MMP1, one of the core genes included in our prognostic model, belongs to the matrix metalloproteinase (MMP) family and primarily functions in the degradation of extracellular matrix (ECM) components (46, 47). In BC, MMP1 is frequently overexpressed and is significantly correlated with enhanced tumor invasiveness and metastatic potential. High MMP1 expression not only predicts poorer clinical outcomes but may also facilitate disease progression by remodeling the tumor microenvironment (48, 49). Previous studies have reported a strong association between MMP1 expression levels and the infiltration of immune effector cells, including CD8+ T cells, macrophages, and dendritic cells. This suggests that MMP1-mediated ECM degradation and associated signaling events may influence immune cell recruitment and distribution within the tumor, thereby modulating the immune landscape (50, 51). Additionally, upregulation of MMP1 has been implicated in the acquisition of chemoresistance. Specifically, high MMP1 levels in BC have been shown to reduce the sensitivity of tumor cells to chemotherapeutic agents, whereas MMP1 inhibition significantly restores drug responsiveness in resistant cancer cells (52). Consistent with these findings, our study confirmed that MMP1 is markedly overexpressed in BC tissues. Functional experiments further demonstrated that knockdown of MMP1 significantly suppressed the viability, invasiveness, and migratory capacity of BC cells. In vivo experiments in mice also revealed that silencing MMP1 effectively inhibited tumor growth. These findings highlight the crucial involvement of MMP1 in the progression of BC and suggest that it may be a promising target for therapeutic intervention.

While this study yielded significant findings, it has limitations that future research should address. The prognostic model’s development relied on retrospective data from public databases without validation in prospective clinical cohorts, raising concerns about generalizability due to batch effects and patient heterogeneity. Thus, further validation in multi-center BC cohorts is essential for confirming the model’s robustness. Additionally, the model is based on only two genes, which simplifies its application but may limit the biological insights. Future studies should consider incorporating more prognostically relevant genes or multi-omics data—such as genomic, epigenetic, and proteomic profiles—to better capture tumor heterogeneity and enhance predictive power.
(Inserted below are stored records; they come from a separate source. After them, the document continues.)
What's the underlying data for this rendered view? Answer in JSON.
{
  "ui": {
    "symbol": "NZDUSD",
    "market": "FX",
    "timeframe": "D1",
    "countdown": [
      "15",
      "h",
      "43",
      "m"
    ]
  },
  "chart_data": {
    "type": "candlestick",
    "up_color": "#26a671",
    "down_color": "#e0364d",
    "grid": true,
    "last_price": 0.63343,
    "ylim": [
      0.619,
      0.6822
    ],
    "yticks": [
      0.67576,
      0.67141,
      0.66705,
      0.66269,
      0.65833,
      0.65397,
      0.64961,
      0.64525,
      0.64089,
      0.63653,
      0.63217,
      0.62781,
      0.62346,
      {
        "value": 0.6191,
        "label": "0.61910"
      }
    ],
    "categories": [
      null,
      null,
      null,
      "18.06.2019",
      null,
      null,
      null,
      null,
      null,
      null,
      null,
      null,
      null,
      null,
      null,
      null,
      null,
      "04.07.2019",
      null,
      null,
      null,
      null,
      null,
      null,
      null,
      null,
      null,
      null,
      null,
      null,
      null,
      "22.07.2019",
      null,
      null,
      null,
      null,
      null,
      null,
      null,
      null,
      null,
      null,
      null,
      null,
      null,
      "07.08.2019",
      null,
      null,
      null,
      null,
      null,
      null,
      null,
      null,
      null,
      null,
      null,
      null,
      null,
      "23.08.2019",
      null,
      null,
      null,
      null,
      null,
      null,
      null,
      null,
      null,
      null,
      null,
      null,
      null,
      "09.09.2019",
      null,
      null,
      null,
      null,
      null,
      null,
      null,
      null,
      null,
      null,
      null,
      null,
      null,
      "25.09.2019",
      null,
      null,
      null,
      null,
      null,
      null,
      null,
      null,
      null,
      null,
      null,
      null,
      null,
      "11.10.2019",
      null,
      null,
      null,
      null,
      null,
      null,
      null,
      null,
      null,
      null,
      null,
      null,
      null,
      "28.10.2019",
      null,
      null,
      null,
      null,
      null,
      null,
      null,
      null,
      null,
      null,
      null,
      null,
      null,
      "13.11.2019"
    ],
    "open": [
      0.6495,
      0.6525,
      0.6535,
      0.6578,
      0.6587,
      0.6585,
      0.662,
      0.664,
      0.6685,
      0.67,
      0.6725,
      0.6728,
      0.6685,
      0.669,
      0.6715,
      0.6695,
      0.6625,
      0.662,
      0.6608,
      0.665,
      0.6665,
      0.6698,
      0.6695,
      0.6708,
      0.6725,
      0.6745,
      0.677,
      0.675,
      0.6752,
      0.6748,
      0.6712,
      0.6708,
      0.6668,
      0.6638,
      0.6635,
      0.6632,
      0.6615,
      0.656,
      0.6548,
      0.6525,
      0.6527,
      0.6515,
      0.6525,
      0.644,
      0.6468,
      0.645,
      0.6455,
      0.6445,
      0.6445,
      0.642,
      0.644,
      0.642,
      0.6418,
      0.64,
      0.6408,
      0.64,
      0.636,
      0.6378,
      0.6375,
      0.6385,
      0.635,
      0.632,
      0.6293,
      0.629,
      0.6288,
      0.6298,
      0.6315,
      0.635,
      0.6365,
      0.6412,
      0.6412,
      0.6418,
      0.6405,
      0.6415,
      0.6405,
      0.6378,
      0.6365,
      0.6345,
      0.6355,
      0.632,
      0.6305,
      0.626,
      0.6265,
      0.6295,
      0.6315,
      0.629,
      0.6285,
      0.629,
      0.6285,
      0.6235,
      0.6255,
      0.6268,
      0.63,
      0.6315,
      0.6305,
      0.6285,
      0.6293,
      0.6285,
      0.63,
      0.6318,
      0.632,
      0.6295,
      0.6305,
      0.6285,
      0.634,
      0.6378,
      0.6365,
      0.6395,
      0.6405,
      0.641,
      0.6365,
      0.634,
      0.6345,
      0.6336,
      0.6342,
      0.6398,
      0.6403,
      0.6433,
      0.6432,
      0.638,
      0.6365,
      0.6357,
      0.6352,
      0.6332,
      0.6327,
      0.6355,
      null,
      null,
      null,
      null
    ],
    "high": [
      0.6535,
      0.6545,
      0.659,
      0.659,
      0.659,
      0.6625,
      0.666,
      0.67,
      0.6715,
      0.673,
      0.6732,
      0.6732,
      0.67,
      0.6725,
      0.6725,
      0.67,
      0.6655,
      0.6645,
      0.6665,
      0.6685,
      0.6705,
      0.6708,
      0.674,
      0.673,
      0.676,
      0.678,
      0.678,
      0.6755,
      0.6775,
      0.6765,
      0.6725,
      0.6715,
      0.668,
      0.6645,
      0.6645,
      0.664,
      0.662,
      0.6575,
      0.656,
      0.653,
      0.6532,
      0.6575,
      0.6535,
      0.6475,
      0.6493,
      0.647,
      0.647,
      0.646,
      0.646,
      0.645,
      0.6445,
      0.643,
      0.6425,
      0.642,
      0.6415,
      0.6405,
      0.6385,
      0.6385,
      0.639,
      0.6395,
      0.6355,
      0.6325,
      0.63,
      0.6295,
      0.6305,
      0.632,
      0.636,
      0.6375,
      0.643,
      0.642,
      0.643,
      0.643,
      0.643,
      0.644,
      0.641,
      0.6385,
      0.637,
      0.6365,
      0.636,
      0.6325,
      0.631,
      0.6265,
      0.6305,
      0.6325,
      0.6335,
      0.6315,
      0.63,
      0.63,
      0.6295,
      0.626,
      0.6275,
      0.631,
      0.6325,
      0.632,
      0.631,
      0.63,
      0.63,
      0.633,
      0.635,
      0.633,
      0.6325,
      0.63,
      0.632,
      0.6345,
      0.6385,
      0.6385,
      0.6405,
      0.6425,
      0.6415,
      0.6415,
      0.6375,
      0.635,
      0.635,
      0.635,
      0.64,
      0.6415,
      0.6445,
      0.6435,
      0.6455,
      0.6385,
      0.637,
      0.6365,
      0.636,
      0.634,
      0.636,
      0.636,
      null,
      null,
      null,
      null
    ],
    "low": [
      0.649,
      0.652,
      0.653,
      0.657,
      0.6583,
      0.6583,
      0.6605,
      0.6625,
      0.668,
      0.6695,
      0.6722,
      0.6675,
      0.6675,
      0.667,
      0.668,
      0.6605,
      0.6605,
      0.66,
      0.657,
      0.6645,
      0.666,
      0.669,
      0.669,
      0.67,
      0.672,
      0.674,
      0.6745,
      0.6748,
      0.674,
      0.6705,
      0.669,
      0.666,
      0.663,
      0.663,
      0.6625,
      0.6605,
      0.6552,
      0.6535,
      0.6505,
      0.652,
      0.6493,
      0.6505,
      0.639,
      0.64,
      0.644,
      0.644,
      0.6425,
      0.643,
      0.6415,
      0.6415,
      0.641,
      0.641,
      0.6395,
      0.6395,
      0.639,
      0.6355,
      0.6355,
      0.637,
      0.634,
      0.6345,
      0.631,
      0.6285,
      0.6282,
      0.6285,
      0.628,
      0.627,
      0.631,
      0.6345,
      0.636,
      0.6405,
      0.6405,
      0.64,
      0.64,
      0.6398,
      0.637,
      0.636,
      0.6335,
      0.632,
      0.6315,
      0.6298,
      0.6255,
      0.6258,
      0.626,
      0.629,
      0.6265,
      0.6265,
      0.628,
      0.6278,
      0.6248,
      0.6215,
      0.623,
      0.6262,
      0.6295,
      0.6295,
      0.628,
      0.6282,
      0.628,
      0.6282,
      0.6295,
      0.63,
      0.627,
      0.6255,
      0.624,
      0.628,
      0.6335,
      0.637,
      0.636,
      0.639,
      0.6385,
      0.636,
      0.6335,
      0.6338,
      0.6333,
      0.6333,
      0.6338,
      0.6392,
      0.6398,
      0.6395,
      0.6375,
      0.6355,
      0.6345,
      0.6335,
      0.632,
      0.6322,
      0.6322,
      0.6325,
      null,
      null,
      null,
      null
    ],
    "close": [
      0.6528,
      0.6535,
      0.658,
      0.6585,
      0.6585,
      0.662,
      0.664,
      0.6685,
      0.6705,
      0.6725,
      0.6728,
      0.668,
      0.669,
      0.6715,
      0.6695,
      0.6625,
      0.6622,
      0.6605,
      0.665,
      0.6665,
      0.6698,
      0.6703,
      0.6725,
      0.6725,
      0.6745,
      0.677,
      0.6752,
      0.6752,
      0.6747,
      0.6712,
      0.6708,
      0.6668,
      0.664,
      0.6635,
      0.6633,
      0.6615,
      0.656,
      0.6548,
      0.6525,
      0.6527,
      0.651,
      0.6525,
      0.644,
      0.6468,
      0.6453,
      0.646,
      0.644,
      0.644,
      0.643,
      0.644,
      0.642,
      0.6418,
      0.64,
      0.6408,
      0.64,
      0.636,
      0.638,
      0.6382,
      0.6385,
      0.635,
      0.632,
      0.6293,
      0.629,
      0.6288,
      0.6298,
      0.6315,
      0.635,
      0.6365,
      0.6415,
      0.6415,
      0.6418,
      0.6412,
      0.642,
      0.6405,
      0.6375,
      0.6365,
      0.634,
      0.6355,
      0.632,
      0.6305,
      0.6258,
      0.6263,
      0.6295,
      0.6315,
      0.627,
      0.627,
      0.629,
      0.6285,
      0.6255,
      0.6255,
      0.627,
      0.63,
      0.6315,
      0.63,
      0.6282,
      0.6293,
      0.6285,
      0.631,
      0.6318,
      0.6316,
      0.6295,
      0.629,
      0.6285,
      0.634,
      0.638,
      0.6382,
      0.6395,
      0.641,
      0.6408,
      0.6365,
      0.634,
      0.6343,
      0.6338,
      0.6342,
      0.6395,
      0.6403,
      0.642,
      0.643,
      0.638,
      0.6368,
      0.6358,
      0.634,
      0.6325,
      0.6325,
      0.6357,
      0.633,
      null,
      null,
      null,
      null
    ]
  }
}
Moreover, future studies should aim to validate this prognostic model in multi-center prospective cohorts to confirm its robustness and applicability in clinical practice.

5 Conclusions

In this study, we investigated the expression patterns and prognostic significance of centromere-associated genes in BC using multi-cohort datasets from TCGA and GEO, along with single-cell RNA sequencing and other analytical techniques. We developed a CENP-related prognostic model consisting of two genes, MMP1 and TFPI, which demonstrated strong potential for stratifying BC patients by prognosis and molecular subtype. This model provides a foundation for personalized treatment strategies, especially for high-risk populations, and shows promise for future clinical application.

Statements

Data availability statement

The datasets presented in this study can be found in online repositories. The names of the repository/repositories and accession number(s) can be found in the article/Supplementary Material.

Ethics statement

The studies involving humans were approved by Medical Ethics Committee of Cancer Hospital of the Chinese Academy of Medical Sciences. The studies were conducted in accordance with the local legislation and institutional requirements. The participants provided their written informed consent to participate in this study. The animal study was approved by Ethics Committee of Cancer Hospital of the Chinese Academy of Medical Sciences. The study was conducted in accordance with the local legislation and institutional requirements.

Author contributions

LY: Data curation, Formal Analysis, Software, Writing – original draft, Writing – review & editing. PS: Data curation, Methodology, Writing – original draft, Writing – review & editing. WZ: Conceptualization, Formal Analysis, Funding acquisition, Writing – original draft, Writing – review & editing. ZQ: Methodology, Project administration, Writing – original draft, Writing – review & editing. XW: Conceptualization, Formal Analysis, Writing – original draft, Writing – review & editing. SL: Data curation, Software, Writing – original draft, Writing – review & editing. HD: Methodology, Project administration, Writing – original draft, Writing – review & editing. KY: Data curation, Writing – original draft, Writing – review & editing. YF: Funding acquisition, Methodology, Writing – original draft, Writing – review & editing. XK: Formal Analysis, Funding acquisition, Methodology, Writing – original draft, Writing – review & editing. JW: Conceptualization, Data curation, Funding acquisition, Writing – original draft, Writing – review & editing. GJ: Funding acquisition, Project administration, Software, Writing – original draft, Writing – review & editing.

Funding

The author(s) declare that financial support was received for the research and/or publication of this article. This work was supported by the Natural Science Foundation of China (No. 82473205), Natural Science Foundation of China (No. 82371842), Chinese Academy of Medical Sciences Innovation Fund for Medical Sciences (2023-I2M-2-004), and Shenzhen Medical Research Fund (D2402001), Youth Project of the Cooperative Fund of Shenzhen Hospital, Cancer Hospital, Chinese Academy of Medical Sciences (No. CFA202202017).

Acknowledgments

All authors acknowledge the contributions from the TCGA and GEO project

Conflict of interest

The authors declare that the research was conducted in the absence of any commercial or financial relationships that could be construed as a potential conflict of interest.

Generative AI statement

The author(s) declare that no Generative AI was used in the creation of this manuscript.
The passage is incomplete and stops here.